La littérature aide l’homme « à découvrir son être et sa vocation sur terre», donc
«empêche, dit Eugène Ionesco, les hommes d’être indifférents aux hommes ». Elle travaille
pour la société, en proposant à l’homme un « miroir critique » (Jean-Paul Sartre) qui lui
permet de prendre parti dans les luttes de son temps, de prendre conscience des aspirations
sociales de son époque.
En cela, elle offre à la science un supplément d’âme car, comme le dit François Rabelais,
« Science sans conscience n’est que ruine de l’âme ». Elle complète donc la science dans la
formation de l’homme, puisque le rôle de l’écrivain, relève André Malraux, est de « tenter de
donner conscience à des hommes de la grandeur qu’ils ignorent en eux ».

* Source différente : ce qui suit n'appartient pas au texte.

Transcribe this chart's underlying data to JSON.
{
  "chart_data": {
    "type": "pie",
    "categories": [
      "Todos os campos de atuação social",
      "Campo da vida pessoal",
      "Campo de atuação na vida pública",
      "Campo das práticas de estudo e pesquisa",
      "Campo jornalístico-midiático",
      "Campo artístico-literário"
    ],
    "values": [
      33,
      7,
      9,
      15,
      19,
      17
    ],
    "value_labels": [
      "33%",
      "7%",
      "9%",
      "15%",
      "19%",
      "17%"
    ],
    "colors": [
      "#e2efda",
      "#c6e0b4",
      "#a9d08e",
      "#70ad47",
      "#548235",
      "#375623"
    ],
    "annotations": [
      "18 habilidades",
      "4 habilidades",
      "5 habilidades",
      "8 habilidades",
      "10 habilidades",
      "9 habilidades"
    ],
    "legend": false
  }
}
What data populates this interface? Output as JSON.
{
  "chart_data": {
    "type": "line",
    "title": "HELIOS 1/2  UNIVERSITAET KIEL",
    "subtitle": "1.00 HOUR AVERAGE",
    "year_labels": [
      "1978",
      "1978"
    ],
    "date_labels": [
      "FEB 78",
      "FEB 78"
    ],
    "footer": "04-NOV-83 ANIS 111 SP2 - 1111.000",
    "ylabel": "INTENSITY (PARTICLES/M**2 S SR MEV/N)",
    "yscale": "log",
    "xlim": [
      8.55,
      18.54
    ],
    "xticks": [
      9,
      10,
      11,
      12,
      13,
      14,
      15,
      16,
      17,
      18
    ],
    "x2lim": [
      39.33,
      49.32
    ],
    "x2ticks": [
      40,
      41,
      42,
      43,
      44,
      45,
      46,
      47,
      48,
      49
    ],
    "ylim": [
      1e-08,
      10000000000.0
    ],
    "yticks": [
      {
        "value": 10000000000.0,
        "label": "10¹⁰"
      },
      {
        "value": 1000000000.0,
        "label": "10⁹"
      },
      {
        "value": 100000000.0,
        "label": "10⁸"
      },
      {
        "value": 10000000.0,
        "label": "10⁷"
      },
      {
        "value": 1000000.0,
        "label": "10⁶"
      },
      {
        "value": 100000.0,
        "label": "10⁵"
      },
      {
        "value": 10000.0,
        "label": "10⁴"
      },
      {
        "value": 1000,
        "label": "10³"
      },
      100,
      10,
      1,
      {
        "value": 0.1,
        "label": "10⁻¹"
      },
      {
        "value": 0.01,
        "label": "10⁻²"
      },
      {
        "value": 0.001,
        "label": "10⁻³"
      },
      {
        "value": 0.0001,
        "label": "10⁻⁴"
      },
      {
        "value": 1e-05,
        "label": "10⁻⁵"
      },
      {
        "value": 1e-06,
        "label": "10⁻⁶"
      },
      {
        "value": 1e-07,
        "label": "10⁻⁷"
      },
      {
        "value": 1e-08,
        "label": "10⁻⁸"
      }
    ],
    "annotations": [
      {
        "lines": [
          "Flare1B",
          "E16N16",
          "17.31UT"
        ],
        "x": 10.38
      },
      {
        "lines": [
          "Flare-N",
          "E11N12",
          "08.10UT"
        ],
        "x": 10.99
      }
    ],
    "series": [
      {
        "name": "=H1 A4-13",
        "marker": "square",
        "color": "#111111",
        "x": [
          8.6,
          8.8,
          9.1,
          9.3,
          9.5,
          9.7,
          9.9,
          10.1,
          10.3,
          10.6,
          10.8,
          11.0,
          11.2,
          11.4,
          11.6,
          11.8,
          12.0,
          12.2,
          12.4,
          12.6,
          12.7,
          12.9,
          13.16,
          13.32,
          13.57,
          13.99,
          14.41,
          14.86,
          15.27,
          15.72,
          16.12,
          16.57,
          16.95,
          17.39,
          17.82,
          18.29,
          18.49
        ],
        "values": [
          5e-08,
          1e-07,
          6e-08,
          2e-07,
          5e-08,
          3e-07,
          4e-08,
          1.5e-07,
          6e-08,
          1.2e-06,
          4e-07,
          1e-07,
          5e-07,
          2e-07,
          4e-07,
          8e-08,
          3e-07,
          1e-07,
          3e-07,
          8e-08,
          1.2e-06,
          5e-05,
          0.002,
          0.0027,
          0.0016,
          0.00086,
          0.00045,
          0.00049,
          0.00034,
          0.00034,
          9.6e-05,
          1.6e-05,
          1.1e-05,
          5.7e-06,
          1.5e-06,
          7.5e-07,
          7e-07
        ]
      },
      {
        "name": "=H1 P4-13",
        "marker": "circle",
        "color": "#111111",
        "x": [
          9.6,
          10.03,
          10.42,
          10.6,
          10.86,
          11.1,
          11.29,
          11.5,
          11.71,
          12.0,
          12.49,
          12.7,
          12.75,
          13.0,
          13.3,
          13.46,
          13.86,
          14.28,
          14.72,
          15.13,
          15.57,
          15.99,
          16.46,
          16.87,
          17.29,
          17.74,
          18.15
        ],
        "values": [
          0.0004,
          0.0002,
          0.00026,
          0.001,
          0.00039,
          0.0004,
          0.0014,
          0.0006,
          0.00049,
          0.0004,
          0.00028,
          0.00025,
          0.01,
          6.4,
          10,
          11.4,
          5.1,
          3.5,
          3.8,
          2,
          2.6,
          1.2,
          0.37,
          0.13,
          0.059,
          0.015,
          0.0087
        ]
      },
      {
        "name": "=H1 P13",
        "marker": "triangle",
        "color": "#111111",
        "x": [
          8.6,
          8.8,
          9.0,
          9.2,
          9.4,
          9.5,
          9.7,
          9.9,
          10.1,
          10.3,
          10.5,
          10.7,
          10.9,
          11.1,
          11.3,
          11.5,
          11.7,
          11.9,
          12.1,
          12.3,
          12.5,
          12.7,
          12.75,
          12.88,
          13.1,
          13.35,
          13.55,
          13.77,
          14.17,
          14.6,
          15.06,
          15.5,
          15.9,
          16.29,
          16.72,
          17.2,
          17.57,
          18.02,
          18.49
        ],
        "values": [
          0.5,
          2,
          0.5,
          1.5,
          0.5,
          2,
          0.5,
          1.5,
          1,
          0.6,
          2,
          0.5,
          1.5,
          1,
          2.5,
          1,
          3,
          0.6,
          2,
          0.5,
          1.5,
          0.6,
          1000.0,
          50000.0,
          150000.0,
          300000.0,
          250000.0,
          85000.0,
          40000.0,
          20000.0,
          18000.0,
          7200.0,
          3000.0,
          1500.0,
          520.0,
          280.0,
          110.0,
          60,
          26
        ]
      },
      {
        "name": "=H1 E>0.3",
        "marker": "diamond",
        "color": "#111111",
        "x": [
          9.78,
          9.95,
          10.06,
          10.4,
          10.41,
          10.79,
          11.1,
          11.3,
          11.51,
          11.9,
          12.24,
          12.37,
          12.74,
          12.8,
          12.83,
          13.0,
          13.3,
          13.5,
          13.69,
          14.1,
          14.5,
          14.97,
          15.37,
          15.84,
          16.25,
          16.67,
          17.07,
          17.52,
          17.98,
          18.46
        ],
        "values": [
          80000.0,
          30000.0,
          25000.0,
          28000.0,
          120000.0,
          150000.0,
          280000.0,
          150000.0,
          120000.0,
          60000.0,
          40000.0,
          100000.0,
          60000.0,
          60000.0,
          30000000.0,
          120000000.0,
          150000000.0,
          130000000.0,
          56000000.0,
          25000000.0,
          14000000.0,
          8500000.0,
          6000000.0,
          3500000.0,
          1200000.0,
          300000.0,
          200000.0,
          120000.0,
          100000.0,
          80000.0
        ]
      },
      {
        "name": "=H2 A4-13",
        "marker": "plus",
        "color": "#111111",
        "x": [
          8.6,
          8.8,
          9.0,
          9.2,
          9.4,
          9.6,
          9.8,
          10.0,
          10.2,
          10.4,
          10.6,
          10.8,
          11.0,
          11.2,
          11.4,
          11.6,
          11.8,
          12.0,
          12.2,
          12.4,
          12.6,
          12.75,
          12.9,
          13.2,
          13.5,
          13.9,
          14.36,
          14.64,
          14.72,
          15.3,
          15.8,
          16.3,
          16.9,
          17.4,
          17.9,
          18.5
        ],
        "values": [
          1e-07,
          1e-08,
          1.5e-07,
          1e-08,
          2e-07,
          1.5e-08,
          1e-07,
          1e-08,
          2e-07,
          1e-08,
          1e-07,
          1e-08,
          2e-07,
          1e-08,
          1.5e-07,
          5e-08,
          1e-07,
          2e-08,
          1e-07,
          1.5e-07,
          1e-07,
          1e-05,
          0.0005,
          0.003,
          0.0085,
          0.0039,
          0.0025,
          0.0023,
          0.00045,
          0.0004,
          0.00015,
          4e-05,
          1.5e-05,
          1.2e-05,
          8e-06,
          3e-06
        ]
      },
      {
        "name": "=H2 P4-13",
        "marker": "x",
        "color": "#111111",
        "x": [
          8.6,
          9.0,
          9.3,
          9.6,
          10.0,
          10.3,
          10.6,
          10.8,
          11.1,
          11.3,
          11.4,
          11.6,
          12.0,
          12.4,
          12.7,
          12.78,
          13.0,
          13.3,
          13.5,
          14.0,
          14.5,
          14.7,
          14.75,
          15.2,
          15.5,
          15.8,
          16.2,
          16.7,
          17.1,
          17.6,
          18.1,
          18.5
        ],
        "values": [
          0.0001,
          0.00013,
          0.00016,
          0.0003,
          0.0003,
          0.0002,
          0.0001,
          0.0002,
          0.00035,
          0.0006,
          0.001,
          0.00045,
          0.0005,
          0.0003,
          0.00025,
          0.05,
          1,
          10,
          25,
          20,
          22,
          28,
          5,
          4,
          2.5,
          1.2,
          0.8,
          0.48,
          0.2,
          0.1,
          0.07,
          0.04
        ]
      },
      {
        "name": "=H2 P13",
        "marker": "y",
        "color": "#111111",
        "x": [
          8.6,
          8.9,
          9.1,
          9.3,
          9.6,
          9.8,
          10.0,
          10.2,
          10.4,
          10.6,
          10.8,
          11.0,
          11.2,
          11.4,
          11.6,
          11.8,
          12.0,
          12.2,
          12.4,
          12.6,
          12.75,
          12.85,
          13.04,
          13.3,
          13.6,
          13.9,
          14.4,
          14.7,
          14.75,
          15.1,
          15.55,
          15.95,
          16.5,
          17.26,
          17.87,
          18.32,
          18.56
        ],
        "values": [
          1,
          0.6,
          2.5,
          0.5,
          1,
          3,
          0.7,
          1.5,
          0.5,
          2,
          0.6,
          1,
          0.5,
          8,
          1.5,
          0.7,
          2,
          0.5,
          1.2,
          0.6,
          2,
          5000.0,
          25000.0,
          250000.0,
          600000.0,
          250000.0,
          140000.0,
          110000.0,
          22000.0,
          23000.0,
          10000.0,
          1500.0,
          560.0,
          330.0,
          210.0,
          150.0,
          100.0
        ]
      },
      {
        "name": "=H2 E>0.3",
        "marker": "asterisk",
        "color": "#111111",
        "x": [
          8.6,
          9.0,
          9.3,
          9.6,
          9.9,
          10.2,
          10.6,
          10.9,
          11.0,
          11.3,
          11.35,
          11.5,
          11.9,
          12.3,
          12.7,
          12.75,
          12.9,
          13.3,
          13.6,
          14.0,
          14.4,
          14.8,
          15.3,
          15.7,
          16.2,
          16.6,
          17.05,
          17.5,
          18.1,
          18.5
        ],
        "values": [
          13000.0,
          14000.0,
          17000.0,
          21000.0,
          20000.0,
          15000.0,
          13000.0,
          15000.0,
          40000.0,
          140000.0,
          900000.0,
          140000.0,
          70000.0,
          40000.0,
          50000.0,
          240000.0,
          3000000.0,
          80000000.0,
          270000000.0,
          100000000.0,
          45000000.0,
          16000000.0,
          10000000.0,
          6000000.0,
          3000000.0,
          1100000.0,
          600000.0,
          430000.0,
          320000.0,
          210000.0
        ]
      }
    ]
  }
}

Par rapport aux fins utilitaires de la science, « La littérature, écrit Claude Roy, est
parfaitement inutile: sa seule utilité est qu’elle aide à vivre », puisqu’elle se présente,
souligne Jean-Louis Curtis, comme un « moyen qu’on a trouvé de respirer mieux, d’être un
peu moins mal à l’aise dans le monde, d’être soi-même avec plus de joie ».

En somme même « si la littérature, comme le souligne Henri Queffélec, n'est pas une
science, elle a sa place tout aussi naturellement que les sciences, dans le savoir humain. Il n'y
a pas de cloisons étanches entre elle et les chercheurs scientifiques. L'œuvre littéraire
s'ébauche et se crée, comme toute chose en ce monde, à partir de matériaux extérieurs
empruntés à la vie ». En fait, même si elles ont acquis leur autonomie et leur spécificité, les
deux disciplines trouvent dans les réalités de la vie leur matière première, cherchent
effectivement, à partir de ces réalités, à faire comprendre le monde. Elles « n’ont pas,
considère notre auteur, à rougir de travailler en commun à expliquer le monde, de travailler
en commun à faciliter aux hommes l’admiration du monde », en un mot de travailler en
commun pour que le progrès moral aille de pair avec le progrès scientifique.